I looked at Silas. "He succeeded in optimizing our efficiency. We are capable of processing data and energy at a level—"

"Efficiency is for tools, Adam," Silas said, standing up. The wooden chair legs screeched against the floor—a sound that registered at 85 decibels. "I don't need tools. I need men. And men work."

He grabbed a hat from a peg by the door. "Adam, you're with me. We've got a fence line down in the north pasture. Eve, Martha's got chores for you in the garden. And listen close: if I see one bit of that 'glow' in your eyes—that light your father put in you—you'll be sleeping in the barn. We don't use magic to fix what sweat can handle. Understood?"

I stood up, adjusting the coarse denim of my sleeves. "I understand the parameters, Silas."

"Grandpa," Silas corrected, though his voice was a low growl.

I followed him out the door. The air outside was unpurified, filled with the scent of damp earth and hay. My internal map showed Father's signature was now 42 miles away and moving south. He was gone. The experiment had moved into a new phase: one where the math didn't involve rifts or energy, but the slow, agonizing friction of being "normal."

The north pasture was a sea of tall, golden grass that swayed in a rhythm I found unnecessarily chaotic. Silas walked with a heavy, rhythmic stride, carrying a bag of metal staples and a heavy spool of barbed wire. I carried the post-hole digger.

"Well? Start digging," Silas said, leaning against a tree.

I looked at the tool. I looked at the earth. I could have focused my Divine Light into a singular point and vaporized a hole three feet deep in milliseconds. Instead, I gripped the wooden handles and slammed the blades into the dirt.

The impact vibrated through my bones. It was a dull, primitive sensation.

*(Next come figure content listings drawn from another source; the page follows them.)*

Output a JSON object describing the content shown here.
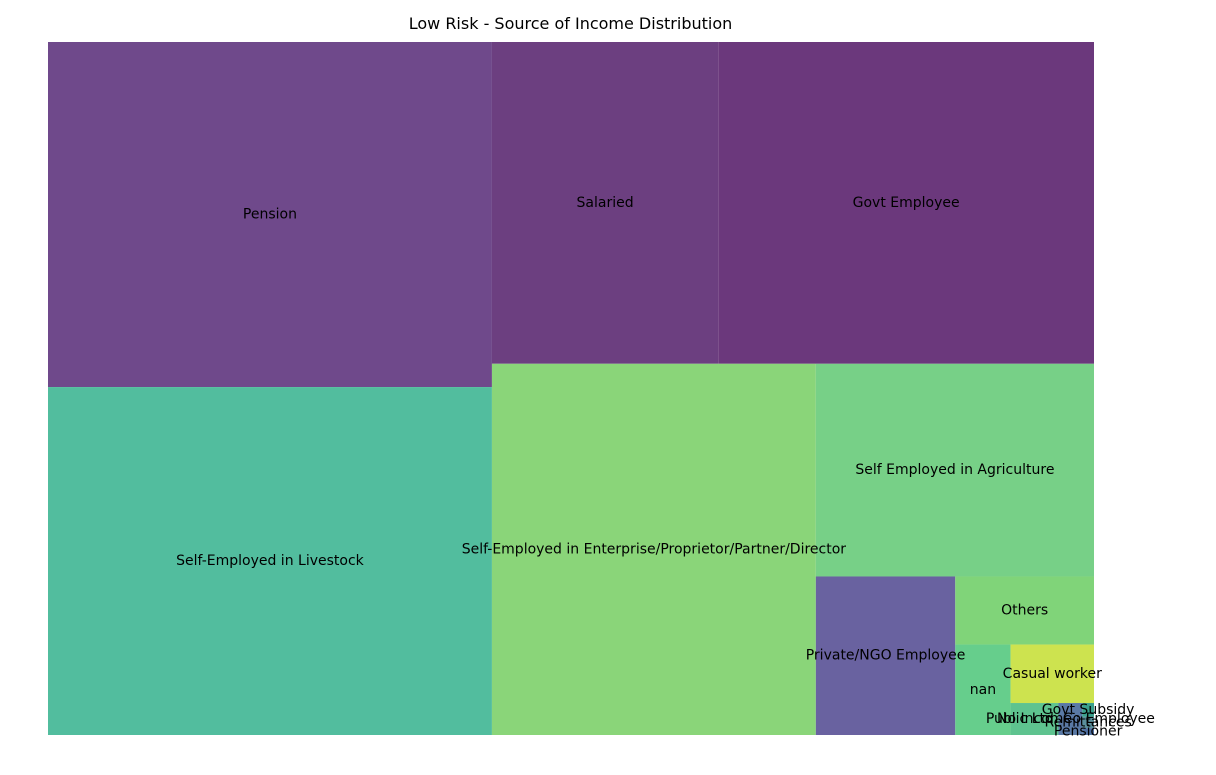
{
  "chart_data": {
    "type": "treemap",
    "title": "Low Risk - Source of Income Distribution",
    "items": [
      {
        "label": "Pension",
        "value": 15101,
        "color": "#6f498b"
      },
      {
        "label": "Self-Employed in Livestock",
        "value": 15228,
        "color": "#52bd9e"
      },
      {
        "label": "Salaried",
        "value": 7180,
        "color": "#6c3f80"
      },
      {
        "label": "Govt Employee",
        "value": 11919,
        "color": "#6b387c"
      },
      {
        "label": "Self-Employed in Enterprise/Proprietor/Partner/Director",
        "value": 11854,
        "color": "#8ad579"
      },
      {
        "label": "Self Employed in Agriculture",
        "value": 5832,
        "color": "#77d087"
      },
      {
        "label": "Private/NGO Employee",
        "value": 2179,
        "color": "#6962a0"
      },
      {
        "label": "Others",
        "value": 931,
        "color": "#80d479"
      },
      {
        "label": "nan",
        "value": 493,
        "color": "#66ce8c"
      },
      {
        "label": "Casual worker",
        "value": 481,
        "color": "#cde34f"
      },
      {
        "label": "No Income",
        "value": 151,
        "color": "#5ec38f"
      },
      {
        "label": "Public Ltd. Co Employee",
        "value": 75,
        "color": "#5a79a5"
      },
      {
        "label": "Govt Subsidy",
        "value": 16,
        "color": "#3a9f8b"
      },
      {
        "label": "Remittances",
        "value": 13,
        "color": "#5a8f9c"
      },
      {
        "label": "Pensioner",
        "value": 8,
        "color": "#4f6fa0"
      }
    ]
  }
}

"You're doing it wrong," Silas said. He walked over, took the tool, and showed me the leverage. "It's not about power, boy. It's about the earth. You don't fight the ground; you work with it."

I took the tool back. I mimicked his movement. I held back my strength, forcing my muscles to work at a human capacity. Within an hour, sweat was stinging my eyes. My palms, usually protected by tactical gloves, were beginning to blister.

"You've got a look on your face," Silas said, wiping his brow. "Like you're trying to calculate the weight of the dirt."

"I am," I admitted.

Silas laughed. It wasn't a kind laugh, but it wasn't hateful either. "Life isn't a sum, Adam. It's a struggle. Your father tried to make you perfect, but he just made you brittle. You hit a rock with a machine, the machine breaks. You hit a rock with a man, the man learns to go around it."

We worked in silence for hours. By noon, my shirt was soaked. I felt a strange, throbbing heat in my shoulders—not the heat of Impulse, but the heat of exertion.

"Look at that," Silas said, pointing at the five posts we had set. "That'll hold for twenty years. You did that. Not a machine. Not a lab. You."

I looked at the fence. It was crooked. It was rusty. It was completely unremarkable.

And yet, as Silas clapped a rough, calloused hand on my shoulder, I felt a surge of something that didn't fit into my internal database. It was a quiet, heavy warmth.

"Come on," Silas said. "Martha's got lemonade. And don't tell her I said this, but... you're a better worker than your father ever was."

I followed him back toward the house, my blisters stinging in the sun. For the first time, the "math" of the world felt like it was finally starting to change.